A good liturgy gives us words to pray together in key formative moments of our discipleship: gathering to worship, confessing our sin, lamenting our suffering, confessing our faith, celebrating the Eucharist, baptism, marriage, and burying the dead. These patterns of prayer in the context of gathered worship form us over time. The rhythm of call and response, the learned cadence of corporate confession, the intentional pattern of listening when scripture is read aloud reflexively, “thanks be to God”; in these moments we are being shaped to move differently through the world. The Spirit is at work in our midst and these are holy moments. In our patterned prayer, we mean these moments as holy.
But what about all the other “ordinary” moments of life? Isn’t the Spirit also at work in and through the everyday stuff? In families and marriages, in work and play, in aging bodies and childlike wonder? I may recognize the sanctifying effect these daily moments have had on me over time, but it’s rare that I view these moments this way while I’m in the fray. What would it be like to view these as sanctifying moments intended by God for my good and for His glory?

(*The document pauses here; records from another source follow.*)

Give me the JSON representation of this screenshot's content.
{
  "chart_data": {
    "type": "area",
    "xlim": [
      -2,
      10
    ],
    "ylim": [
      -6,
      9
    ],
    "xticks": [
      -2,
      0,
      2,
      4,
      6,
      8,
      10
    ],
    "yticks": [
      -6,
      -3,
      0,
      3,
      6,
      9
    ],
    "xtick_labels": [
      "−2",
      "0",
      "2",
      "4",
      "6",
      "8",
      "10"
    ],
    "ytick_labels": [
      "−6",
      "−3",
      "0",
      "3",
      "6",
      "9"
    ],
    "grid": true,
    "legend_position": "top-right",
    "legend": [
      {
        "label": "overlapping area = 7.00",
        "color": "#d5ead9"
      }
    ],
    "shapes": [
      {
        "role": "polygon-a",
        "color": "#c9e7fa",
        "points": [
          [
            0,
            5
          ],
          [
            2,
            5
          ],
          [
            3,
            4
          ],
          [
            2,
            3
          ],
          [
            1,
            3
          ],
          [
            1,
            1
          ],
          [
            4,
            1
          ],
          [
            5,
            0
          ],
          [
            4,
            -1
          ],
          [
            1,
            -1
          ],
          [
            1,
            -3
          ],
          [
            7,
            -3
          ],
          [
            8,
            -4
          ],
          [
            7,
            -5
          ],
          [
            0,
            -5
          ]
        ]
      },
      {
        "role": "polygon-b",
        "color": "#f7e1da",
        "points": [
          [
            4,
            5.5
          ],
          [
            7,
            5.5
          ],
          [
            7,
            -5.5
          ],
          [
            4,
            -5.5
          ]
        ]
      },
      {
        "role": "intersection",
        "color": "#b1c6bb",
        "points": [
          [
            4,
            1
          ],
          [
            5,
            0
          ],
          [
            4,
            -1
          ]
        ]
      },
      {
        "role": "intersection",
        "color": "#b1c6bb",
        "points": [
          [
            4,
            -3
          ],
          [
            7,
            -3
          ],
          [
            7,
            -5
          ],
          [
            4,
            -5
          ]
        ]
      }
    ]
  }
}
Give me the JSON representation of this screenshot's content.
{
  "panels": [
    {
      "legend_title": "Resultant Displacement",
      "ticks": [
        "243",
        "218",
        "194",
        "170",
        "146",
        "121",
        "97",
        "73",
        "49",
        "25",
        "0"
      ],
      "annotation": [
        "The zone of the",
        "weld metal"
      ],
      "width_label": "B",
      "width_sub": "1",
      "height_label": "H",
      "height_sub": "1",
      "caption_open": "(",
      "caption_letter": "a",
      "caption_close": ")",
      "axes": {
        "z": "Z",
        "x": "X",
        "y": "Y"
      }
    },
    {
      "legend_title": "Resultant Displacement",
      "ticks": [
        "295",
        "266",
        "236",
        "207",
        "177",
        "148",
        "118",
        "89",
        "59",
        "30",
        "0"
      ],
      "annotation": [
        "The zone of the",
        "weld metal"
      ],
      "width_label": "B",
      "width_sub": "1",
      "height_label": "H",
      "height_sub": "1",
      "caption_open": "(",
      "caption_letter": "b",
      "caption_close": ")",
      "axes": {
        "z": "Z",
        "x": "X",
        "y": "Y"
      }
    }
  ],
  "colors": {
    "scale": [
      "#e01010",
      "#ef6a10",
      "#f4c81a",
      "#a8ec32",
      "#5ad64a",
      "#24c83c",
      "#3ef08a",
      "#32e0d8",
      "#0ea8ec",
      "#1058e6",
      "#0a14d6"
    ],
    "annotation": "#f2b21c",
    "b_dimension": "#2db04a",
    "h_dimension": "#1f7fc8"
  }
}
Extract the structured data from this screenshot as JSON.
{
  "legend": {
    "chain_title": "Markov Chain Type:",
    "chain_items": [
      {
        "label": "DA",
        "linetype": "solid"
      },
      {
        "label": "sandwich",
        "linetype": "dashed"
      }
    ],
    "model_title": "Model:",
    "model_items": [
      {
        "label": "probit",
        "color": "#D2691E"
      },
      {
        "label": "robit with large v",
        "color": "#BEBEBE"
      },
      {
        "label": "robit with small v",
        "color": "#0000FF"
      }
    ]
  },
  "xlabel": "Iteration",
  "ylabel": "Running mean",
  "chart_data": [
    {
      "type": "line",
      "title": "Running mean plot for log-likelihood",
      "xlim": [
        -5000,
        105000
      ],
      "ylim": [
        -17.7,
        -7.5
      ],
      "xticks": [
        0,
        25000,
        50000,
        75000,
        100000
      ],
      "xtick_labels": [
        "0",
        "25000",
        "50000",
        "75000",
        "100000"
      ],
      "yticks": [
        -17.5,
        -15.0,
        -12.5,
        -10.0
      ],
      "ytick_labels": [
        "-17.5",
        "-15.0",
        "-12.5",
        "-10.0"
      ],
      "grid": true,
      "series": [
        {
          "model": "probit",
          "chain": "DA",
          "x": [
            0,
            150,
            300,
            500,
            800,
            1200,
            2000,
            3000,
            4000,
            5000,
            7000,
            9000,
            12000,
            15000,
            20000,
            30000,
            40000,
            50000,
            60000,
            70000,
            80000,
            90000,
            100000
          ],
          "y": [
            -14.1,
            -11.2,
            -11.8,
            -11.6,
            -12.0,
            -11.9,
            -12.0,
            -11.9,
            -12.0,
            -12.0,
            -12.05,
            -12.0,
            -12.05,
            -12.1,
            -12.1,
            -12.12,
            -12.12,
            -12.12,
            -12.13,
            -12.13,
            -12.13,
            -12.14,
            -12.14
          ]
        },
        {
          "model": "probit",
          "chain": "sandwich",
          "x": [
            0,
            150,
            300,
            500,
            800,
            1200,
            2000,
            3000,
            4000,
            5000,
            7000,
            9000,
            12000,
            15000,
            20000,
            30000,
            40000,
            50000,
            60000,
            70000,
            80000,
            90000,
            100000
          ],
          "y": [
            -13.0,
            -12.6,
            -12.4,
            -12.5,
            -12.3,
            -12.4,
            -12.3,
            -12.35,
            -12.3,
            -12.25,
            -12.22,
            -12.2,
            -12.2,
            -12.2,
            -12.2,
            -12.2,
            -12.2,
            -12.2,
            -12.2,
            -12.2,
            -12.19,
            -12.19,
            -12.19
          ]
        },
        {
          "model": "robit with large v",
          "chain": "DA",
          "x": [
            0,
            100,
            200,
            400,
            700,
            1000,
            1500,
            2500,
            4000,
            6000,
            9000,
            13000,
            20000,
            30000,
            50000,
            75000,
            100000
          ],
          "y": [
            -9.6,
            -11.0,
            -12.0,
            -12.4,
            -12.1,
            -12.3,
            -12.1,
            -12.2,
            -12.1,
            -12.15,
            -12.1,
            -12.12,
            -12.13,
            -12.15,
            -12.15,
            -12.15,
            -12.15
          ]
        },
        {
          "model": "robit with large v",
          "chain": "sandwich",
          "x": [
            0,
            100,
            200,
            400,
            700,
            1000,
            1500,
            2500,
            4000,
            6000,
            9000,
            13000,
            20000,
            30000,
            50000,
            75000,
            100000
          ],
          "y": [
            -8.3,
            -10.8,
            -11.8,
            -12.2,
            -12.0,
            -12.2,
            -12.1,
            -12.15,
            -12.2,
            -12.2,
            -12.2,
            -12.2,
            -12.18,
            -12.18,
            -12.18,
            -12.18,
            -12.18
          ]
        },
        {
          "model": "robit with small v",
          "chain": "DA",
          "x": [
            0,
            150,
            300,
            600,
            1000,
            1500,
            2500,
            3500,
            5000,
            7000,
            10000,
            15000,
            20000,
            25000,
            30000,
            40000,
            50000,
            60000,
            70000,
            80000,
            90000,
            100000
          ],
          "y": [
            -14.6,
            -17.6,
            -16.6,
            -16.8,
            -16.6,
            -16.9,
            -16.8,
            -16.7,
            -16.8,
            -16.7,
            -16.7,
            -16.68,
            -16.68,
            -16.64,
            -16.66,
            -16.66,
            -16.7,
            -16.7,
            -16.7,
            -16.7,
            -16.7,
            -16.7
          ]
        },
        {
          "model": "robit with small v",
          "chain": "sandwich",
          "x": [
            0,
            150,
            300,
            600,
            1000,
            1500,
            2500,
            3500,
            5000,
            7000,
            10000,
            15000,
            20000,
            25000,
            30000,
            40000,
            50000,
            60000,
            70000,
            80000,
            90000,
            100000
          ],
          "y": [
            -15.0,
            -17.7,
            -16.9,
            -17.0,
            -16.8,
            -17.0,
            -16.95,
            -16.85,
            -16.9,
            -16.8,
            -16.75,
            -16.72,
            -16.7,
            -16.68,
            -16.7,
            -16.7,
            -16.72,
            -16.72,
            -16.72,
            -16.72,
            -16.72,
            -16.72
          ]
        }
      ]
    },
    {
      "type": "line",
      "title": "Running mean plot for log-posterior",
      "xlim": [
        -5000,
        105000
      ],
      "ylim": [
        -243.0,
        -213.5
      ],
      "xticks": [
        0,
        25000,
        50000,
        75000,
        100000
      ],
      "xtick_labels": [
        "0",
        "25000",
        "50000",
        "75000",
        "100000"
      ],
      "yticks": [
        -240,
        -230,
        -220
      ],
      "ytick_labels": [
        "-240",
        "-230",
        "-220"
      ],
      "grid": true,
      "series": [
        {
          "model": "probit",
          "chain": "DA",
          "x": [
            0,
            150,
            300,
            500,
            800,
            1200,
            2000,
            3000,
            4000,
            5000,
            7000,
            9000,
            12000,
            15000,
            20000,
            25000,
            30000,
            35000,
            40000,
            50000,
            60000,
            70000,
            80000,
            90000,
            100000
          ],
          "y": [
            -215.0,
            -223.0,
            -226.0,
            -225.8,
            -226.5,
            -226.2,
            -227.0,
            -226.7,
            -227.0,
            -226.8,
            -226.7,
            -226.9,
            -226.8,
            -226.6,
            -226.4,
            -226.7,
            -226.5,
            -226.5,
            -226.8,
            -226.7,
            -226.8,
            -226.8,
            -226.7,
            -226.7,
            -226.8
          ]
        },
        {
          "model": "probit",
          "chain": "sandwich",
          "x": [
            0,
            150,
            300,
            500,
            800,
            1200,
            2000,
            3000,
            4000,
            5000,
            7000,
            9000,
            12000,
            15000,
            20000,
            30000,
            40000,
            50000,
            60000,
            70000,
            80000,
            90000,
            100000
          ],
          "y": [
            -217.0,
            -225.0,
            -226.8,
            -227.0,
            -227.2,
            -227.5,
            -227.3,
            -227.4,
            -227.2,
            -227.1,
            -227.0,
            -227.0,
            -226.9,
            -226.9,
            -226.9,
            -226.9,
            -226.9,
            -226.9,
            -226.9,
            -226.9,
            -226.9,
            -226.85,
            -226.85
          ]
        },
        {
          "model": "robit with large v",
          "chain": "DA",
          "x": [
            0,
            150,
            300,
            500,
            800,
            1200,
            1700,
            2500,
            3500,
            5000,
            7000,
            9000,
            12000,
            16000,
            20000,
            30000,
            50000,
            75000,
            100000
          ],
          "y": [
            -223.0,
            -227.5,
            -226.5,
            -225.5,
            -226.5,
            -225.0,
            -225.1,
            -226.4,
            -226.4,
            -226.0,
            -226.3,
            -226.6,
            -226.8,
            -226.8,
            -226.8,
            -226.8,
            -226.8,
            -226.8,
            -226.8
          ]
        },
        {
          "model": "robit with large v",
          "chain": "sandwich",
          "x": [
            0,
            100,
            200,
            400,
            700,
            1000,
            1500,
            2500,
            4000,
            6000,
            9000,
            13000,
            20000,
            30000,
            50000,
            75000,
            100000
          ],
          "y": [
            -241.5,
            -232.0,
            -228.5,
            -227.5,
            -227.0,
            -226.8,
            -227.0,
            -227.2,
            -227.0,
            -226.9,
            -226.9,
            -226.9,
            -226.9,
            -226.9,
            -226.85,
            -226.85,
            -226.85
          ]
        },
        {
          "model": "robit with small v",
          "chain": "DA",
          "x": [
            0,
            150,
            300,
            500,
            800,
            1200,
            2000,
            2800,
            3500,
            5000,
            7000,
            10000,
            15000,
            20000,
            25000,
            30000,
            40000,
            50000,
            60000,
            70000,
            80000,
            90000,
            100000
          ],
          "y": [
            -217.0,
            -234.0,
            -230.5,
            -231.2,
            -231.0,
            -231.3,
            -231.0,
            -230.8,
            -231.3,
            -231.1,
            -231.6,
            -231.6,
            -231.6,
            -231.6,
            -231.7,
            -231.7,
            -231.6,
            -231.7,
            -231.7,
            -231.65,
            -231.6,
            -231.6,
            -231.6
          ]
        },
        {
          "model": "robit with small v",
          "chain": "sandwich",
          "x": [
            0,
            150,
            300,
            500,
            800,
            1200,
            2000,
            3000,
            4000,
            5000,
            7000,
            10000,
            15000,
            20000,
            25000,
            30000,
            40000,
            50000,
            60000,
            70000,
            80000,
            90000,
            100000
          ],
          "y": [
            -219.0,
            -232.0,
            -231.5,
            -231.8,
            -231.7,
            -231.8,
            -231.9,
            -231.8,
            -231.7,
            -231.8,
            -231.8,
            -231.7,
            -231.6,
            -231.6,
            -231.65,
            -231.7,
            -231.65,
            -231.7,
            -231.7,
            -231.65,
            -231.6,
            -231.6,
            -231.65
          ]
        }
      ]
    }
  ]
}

How might I pray in such a way that I mean these moments as holy?
Every Moment Holy by Doug Mckelvey is a welcome gift for this very purpose. Here is a prayer book that aims to transform our view of window washing, diaper changing, and hurried meal prep through a liturgical lens.
The first thing that struck me about this book is its physical beauty. The design choices around the materials used, the typesetting and illustration yield a book you want to hold and thumb through. Mckelvey’s poetic prayers and liturgies are paired with beautiful, symbolically rich illustration by Ned Bustard.
There is a playful, self-aware sense of humour to this project. The obligatory legal verbiage around copyright on the first page is written as a responsive reading. I’ve noticed most people chuckle as they flip through the liturgies listed in the table of contents. A liturgy for road rage? For changing diapers? Really?
I’m not sure how much of the humour here is by the author's design and what is imported by most readers. The idea of a liturgy for such common everyday activities is uncomfortable for many - even the liturgically experienced among us. But more than simply the form, it’s the surprisingly raw and honest context for many of these liturgies that prompts a surprised reaction. For the Changing of Diapers (I & II), For Those Feeling the Impulse to Buy, For Those Who Weep Without Knowing Why, For a Moment of Frustration at a Child, For those Facing the Slow Loss of Memory. We may be uncomfortable with the impracticality of reading a responsive prayer before preparing a Christmas dinner (For the Preparation of an Artisanal Meal), but the idea that we should offer up our most common fears and failures and indignities before God in this way touches a nerve on a deeper register. As a family member commented to me after seeing the book, “I don’t know whether to laugh or to cry!”
It's precisely this sort of nerve-poking quality that won me over to the liturgical mode in Christian worship. Praying words that are given to me - be it from the treasure stores of wisdom in Church history or from Scripture - changes me. Not only am I learning to pray, I am learning to see, learning to feel.
What excites me most about this project is the way in which it equips us to speak the truth of the gospel into the everyday stuff of life. In what way does the life, death, and resurrection of Christ effect what I am doing today? How does this truth affect the argument I had with my spouse, the frustrations at my job, the nagging pain of a chronic illness? Of course, the cross and resurrection of Christ changes everything. But I struggle to see it in those moments. And even in my awareness that God is at work here, what should I do? How do I pray? I have found that the practice of “gospel fluency” often hits a wall in the simple act of what to say and how to say it. It is here that Every Moment Holy provides a practical toolset for “speaking the truth in love” in the normal everyday context that we all inhabit. These liturgies continually reframe the ordinary context of their intended use through a gospel lens. It’s not enough to know the right answers. We need to speak the truth. We need to hear truth spoken to us.